Portra on the other hand met and FAR surpassed what I was expecting. I honestly didn't know what to expect. In the past my only exposure (no pun intended) to C-41 films were things like Kodak Gold. I suppose I was expecting something a little bit better, but nothing like what I got. Color was perfect. I couldn't be happier. Perhaps I should make Portra my primary color film.

Portra 400NC:

Velvia 50:

On a somewhat unrelated side note, I find myself shooting in Boston Common more than anywhere else. I wonder why... I shall have to diversify.

Sunday, July 6, 2008

Kenny and Goliath

Into the belly of the beast!

This actually happened a couple of weeks ag, but I forgot to post about it. I got a chance to get inside of the Goliath crane in Quincy, MA just days before they were going to begin tearing it down. I had honestly never been that close to it. My initial response was, "Oh sweet. I'll need a wide angle." I brought an 18mm. A 10.5mm fisheye would have been more helpful. Massive was an understatement.

The day was ectualy EXTREMELY hazy. The shots below were shot with a circ polarizer twisted to as dark as I could possibly get the sky.
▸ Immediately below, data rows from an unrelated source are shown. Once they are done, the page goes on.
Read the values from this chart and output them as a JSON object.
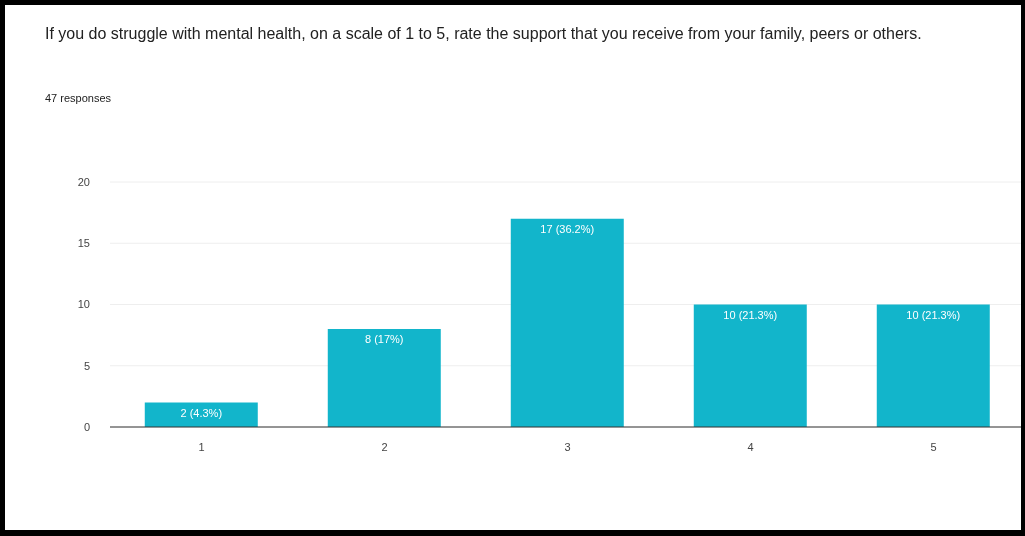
{
  "chart_data": {
    "type": "bar",
    "title": "If you do struggle with mental health, on a scale of 1 to 5, rate the support that you receive from your family, peers or others.",
    "subtitle": "47 responses",
    "categories": [
      "1",
      "2",
      "3",
      "4",
      "5"
    ],
    "values": [
      2,
      8,
      17,
      10,
      10
    ],
    "value_labels": [
      "2 (4.3%)",
      "8 (17%)",
      "17 (36.2%)",
      "10 (21.3%)",
      "10 (21.3%)"
    ],
    "color": "#12b5cb",
    "ylim": [
      0,
      20
    ],
    "yticks": [
      0,
      5,
      10,
      15,
      20
    ],
    "grid": "y",
    "legend": false
  }
}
I find that any time I'm going to shoot something impressive the conditinos usually suck. However every time I just happent o have a camera and nothing is planned, the weather is fricken awesome. I would have killed for some nice fluffy cumulus clouds.

These were shot on a Nikon D200 as opposed to film. Lens was an 18-70mm only shot on 18mm I beleive. In some cases, convenience helps.

None of these pictures have yet to be manipulated in any way aside from the UV filter over the lens for protective purposes. I would have Photoshopped them, however aside from Elements, I lack the great tool (Elements is far too limiting).

Heh, Mom.

Tuesday, June 10, 2008

Masters of Old

I found myself back in the subway for the final shoot for the Old Master's Cup competition. These were taken at Park Street Station along the Green Line. I had previously taken one inside one of the Red Line cars, but I'm not sure if I like it better or not. This shoot was intended to be the final shoot. The money maker as some would put it (even though there's no actual money involved in the contest albeit entry fee of a couple dollars).

These were shot on Ilford Delta 3200. I forgot to look up development times earlier on as I was using a Kodak developer with Ilford Film. I ended up pulling the film slightly, but I think it turned out for the best. I'm fairly happy with the results achieved. The biggest surprise was seeing how little of the grain shows up on MF when using high speed film. I was versed in the ways of high speed film with 35mm, but not MF. Well, I suppose upon closer inspection and zoom that it proves to have just as much, but given the size of the negative it's not as much of an issue.